Ce livre est fondamental pour qui veut comprendre de l’intérieur l’œuvre de Pierre Tal Coat. Dirigés par celui qui contribua largement à la faire connaître par la galerie et les Editions Clivages (Jean-Pascal Léger), ces entretiens montrent la problématique esthétique et existentielle de celui qui affirme : « Nous ne vivons que de l’à peu près, toujours, c’est en courant après cet à peu près que nous vivons. C’est notre être ».
Pour autant, cette course à l’échalote réclame un travail de précision. Dans ce but, l’artiste rejette les peintures acryliques et à l’huile.

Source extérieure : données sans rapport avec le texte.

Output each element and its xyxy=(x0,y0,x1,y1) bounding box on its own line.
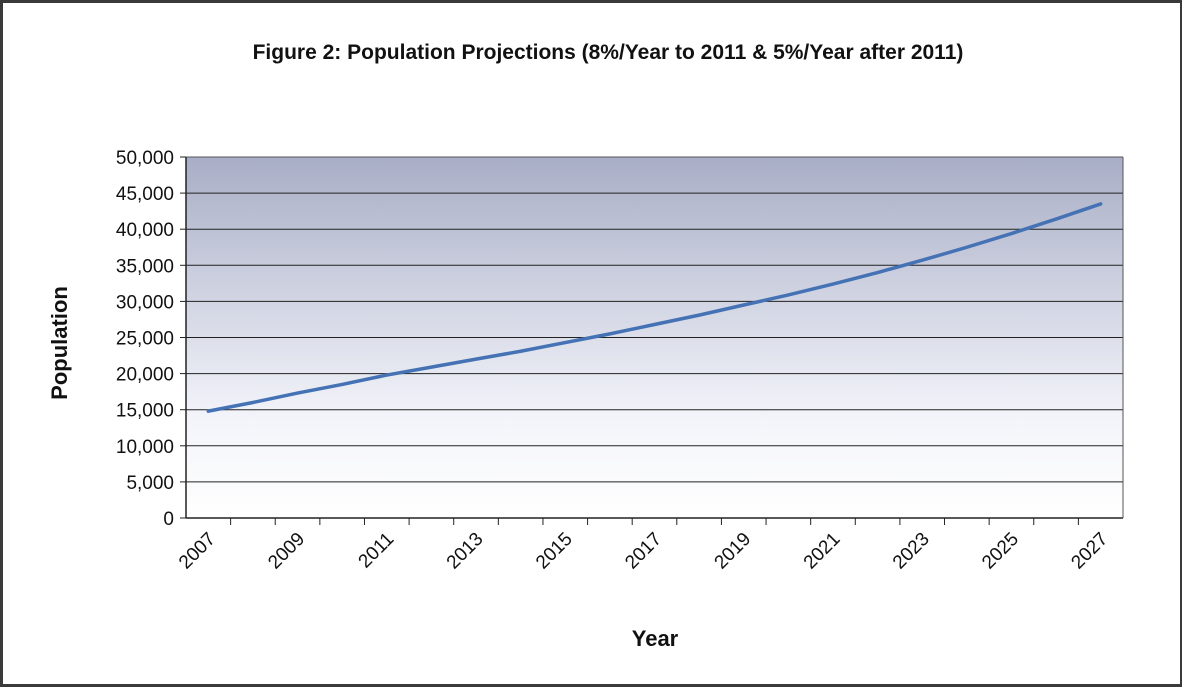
population-series-line xyxy=(206,202,1103,413)
y-tick-label: 0 xyxy=(163,509,174,530)
y-axis-title: Population xyxy=(47,286,72,400)
y-tick-label: 30,000 xyxy=(116,292,174,313)
x-tick-label: 2023 xyxy=(889,529,934,574)
x-tick-label: 2019 xyxy=(711,529,756,574)
y-tick-label: 50,000 xyxy=(116,148,174,169)
x-tick-label: 2025 xyxy=(978,529,1023,574)
y-tick-label: 5,000 xyxy=(126,473,174,494)
x-tick-label: 2015 xyxy=(532,529,577,574)
y-tick-label: 15,000 xyxy=(116,401,174,422)
x-tick-label: 2027 xyxy=(1067,529,1112,574)
x-tick-label: 2021 xyxy=(800,529,845,574)
y-tick-label: 45,000 xyxy=(116,184,174,205)
y-tick-label: 35,000 xyxy=(116,256,174,277)
x-tick-label: 2013 xyxy=(443,529,488,574)
x-tick-label: 2017 xyxy=(621,529,666,574)
y-tick-label: 40,000 xyxy=(116,220,174,241)
x-tick-label: 2011 xyxy=(355,529,399,573)
x-axis-title: Year xyxy=(632,626,679,651)
chart-title: Figure 2: Population Projections (8%/Yea… xyxy=(253,41,964,64)
x-tick-label: 2007 xyxy=(175,529,220,574)
y-tick-label: 20,000 xyxy=(116,365,174,386)
x-tick-label: 2009 xyxy=(264,529,309,574)
y-tick-label: 25,000 xyxy=(116,329,174,350)
y-tick-label: 10,000 xyxy=(116,437,174,458)
chart: Figure 2: Population Projections (8%/Yea… xyxy=(47,41,1124,651)
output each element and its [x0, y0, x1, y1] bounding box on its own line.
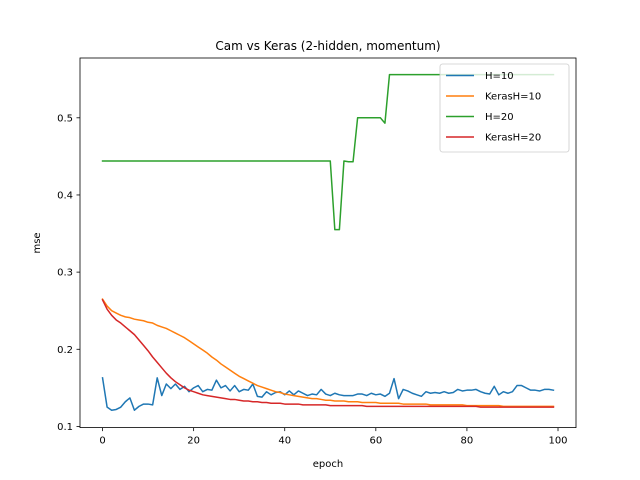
- x-axis-label: epoch: [313, 459, 343, 470]
- legend-label: H=10: [485, 71, 514, 82]
- x-axis-ticks: 0 20 40 60 80 100: [99, 427, 568, 447]
- legend-label: KerasH=10: [485, 92, 541, 103]
- y-tick-label: 0.3: [57, 268, 73, 279]
- y-tick-label: 0.4: [57, 191, 73, 202]
- legend: H=10 KerasH=10 H=20 KerasH=20: [439, 63, 570, 153]
- x-tick-label: 40: [278, 436, 291, 447]
- x-tick-label: 60: [369, 436, 382, 447]
- series-line-h-10: [101, 376, 555, 411]
- y-tick-label: 0.2: [57, 345, 73, 356]
- x-tick-label: 80: [461, 436, 474, 447]
- y-tick-label: 0.1: [57, 422, 73, 433]
- y-axis-ticks: 0.1 0.2 0.3 0.4 0.5: [57, 113, 80, 433]
- chart-title: Cam vs Keras (2-hidden, momentum): [215, 39, 440, 53]
- y-tick-label: 0.5: [57, 113, 73, 124]
- y-axis-label: mse: [32, 232, 43, 253]
- series-line-kerash-10: [101, 298, 555, 408]
- x-tick-label: 0: [99, 436, 105, 447]
- legend-label: H=20: [485, 112, 514, 123]
- x-tick-label: 100: [548, 436, 567, 447]
- series-line-kerash-20: [101, 298, 555, 408]
- legend-frame: [439, 63, 570, 153]
- x-tick-label: 20: [187, 436, 200, 447]
- plot-frame: [79, 57, 577, 429]
- legend-label: KerasH=20: [485, 133, 541, 144]
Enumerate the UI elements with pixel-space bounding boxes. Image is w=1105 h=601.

Elles sont au plus secondaires et lorsqu’il utilise la seconde c’est sous forme de « boue gelée ». Mais ce qui l’intéresse reste le dessin, car il met en évidence la structure comme si la matière peinture ne fomentait qu’un effondrement en lieu et place d’une expansion significative.
En effet, Tal Coat se veut un peintre de l’expansion : mais elle prend chez lui une dimension particulière. Il ne s’agit pas de reproduire du réel mais d’en appeler à ce que l’artiste nomme « ciel » : il n’existe pour lui pas de perception sans ce dernier. Mais il n’est pas considéré comme une entité de l’ordre de l’éther vague : « il est à vos pieds, il s’est abîmé à vos pieds ». Car le moindre reflet ou trace du soc dans la terre implique le ciel.
Lui seul donne forme en la révélant. Cela demande un long exercice solitaire de réflexion et de création. L’art réclame cette rigueur pour atteindre les rapports minimalistes essentiels qui sont apparemment ce que Beckett nomma « des absences de rapports». Mais qui en fait ne sont que l’effacement des schémas qui préexistent.
Si bien que la création de Tal Coat, l’élévation terrestre de son travail passent par tout une « prise » quasi-minimaliste et de retranchement mais dans laquelle l’espace demeure ouvert. Existe dès lors non un commentaire ou une narration du visible mais sa “décréation”-recréation en une jonction avec ce qui est nommé « nature ». D’où, souvent dans l’œuvre, un renversement : le noir et blanc crée la couleur, l’art ouvre à la méditation.
Le texte par sa profondeur devient un belvédère capable d’orienter tous les amateurs d’art. Et les professionnels aussi.
jean-paul gavard-perret
Pierre Tal Coat, L’Immobilité battante, entretiens avec Jean-Pascal Léger, L’atelier contemporain, Strasbourg, 2017, 120 p. — 20,00 €.